A statewide organization dedicated to democracy reform presented a demonstration of a different type of voting system to interested residents in East Chattanooga Friday night.
Ranked choice allows voters to rank candidates in order of preference, with the goal being to eliminate runoff elections, save money and enhance the voter experience.
This method of electing candidates has been adopted in several cities and sparingly by several states around the country but not implemented in all the places that adopted it.
We see some potential for its use in primary elections where there are numerous candidates, where party officials may have some say in choosing the mechanism for selecting nominees, but believe too many drawbacks currently exist for its use in general elections.
The media advisory sent by Ranked Choice Tennessee ahead of Friday's demonstration cites as an example the District 9 Chattanooga City Council race in 2017.
In that race, 24.3% of district voters cast a ballot in the March 7 city election, with none of the four candidates winning a majority (and incumbent Yusuf Hakeem leading with 41.2%). Per city charter, a runoff election was held on April 11, with only 12.1% of district voters casting a ballot (and Demetrus Coonrod winning over Hakeem with 59.9% of the vote).
"RCV (ranked choice voting) is able to level the playing field in elections," state program director Aaron Fowles said. "Consider the fact that turnout dropped 50% in District 9. RCV would have allowed all voters to have their voices fully heard with just one trip to the ballot box."
Had the voting been implemented, voters on March 7 would have selected their first- through fourth-place preferences on the ballot. Since Pat Benson Jr. finished fourth, he would have been eliminated, and the second through fourth choices of his voters would be added to the first three.
If one of the other three did not receive a majority, third-place finisher John Kerns would be eliminated, and the second and third choices of his voters would be added to the first two, selecting between Hakeem and Coonrod but — again — doing it on election night rather than more than a month later.
In local Hamilton County general elections since 2010, none of which use runoffs, ranked choice would have affected nearly a dozen races. Six of those were Hamilton County Board of Education races, three were Republican primary races for Hamilton County Commission, assessor of property and Criminal Court judge, one was a special race for Hamilton County General Sessions judge and one was a Democratic primary race for state representative.
Of the plurality winners in those races, Karitsa Mosley Jones captured the smallest percentage of vote, 33.9%, in taking her first Board of Education race in 2014. Five other winners took their seats or their places on a general election ballot with 39.1% or less of the vote.

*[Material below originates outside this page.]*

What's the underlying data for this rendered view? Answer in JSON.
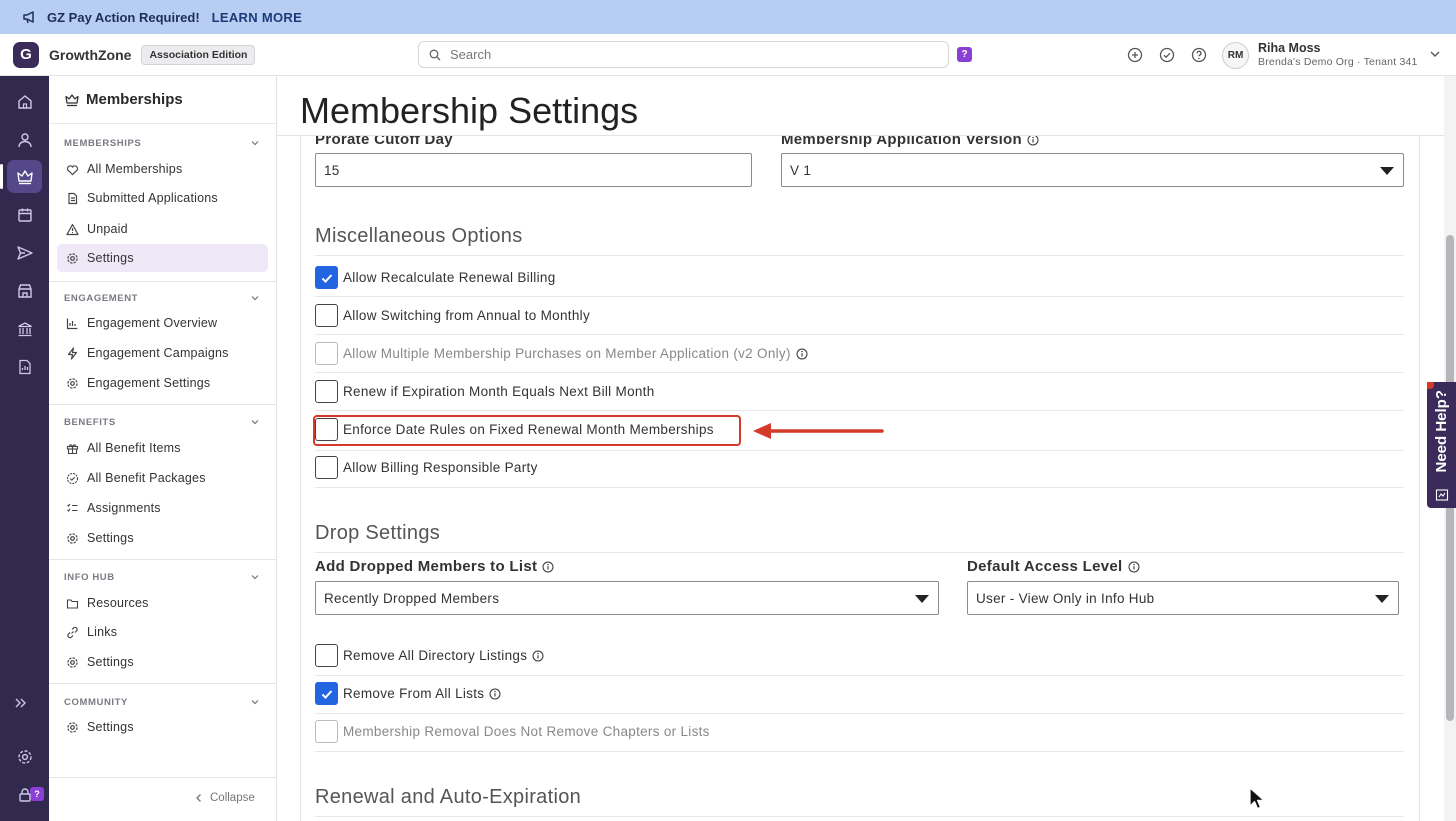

Memphis voters in 2008 approved ranked choice voting for municipal elections, and it was supposed to take effect in 2011, but the Shelby County Election Commission delayed implementation for another eight years. In 2018, an attempt was made to amend the city charter and repeal it, but voters rejected the repeal. Earlier this year, though, state elections coordinator Mark Goins said its use was not "consistent with the mandates of federal and state law."
Currently, it is used in Australia, New Zealand, Ireland, Scotland and Malta and has been implemented in Alabama, Arkansas, Louisiana, Mississippi and South Carolina in congressional primary contests with more than two candidates and to ensure military and overseas ballots are counted in runoff elections.
Proponents say ranked choice voting will increase turnout, reduce negative campaigning (because candidates may need your second- and third-place votes) and allow independent candidates to have a better shot at winning elections.
Critics say it potentially doesn't allow some voters to have a say in whom is elected. If a voter only ranks three candidates in a five-person race because the voter believes the other two are too odious even to be considered, and the voter's top three candidates are eliminated, the voter has had no say in the final outcome.
They also say it attracts more one-note candidates, hoping for victories with second- or third-place votes, and more fringe candidates in general, for whom strong candidates might suggest their voters make their second- and third-place choices instead of a second stronger candidate.
For those who find the simple exercise of voting complicated, it also might be more confusing than our current system.
No, while some experimentation with ranked choice voting might be interesting, we think Tennessee organizations ought to spend their time simply encouraging more citizens to vote. The Volunteer State has been in the bottom 10 of states for voter turnout in seven of the last eight national elections, and Hamilton County's turnout rate is equally poor.
If more people go to the polls and educate themselves on the issues and voting in general, we might be more enthusiastic about ranked choice.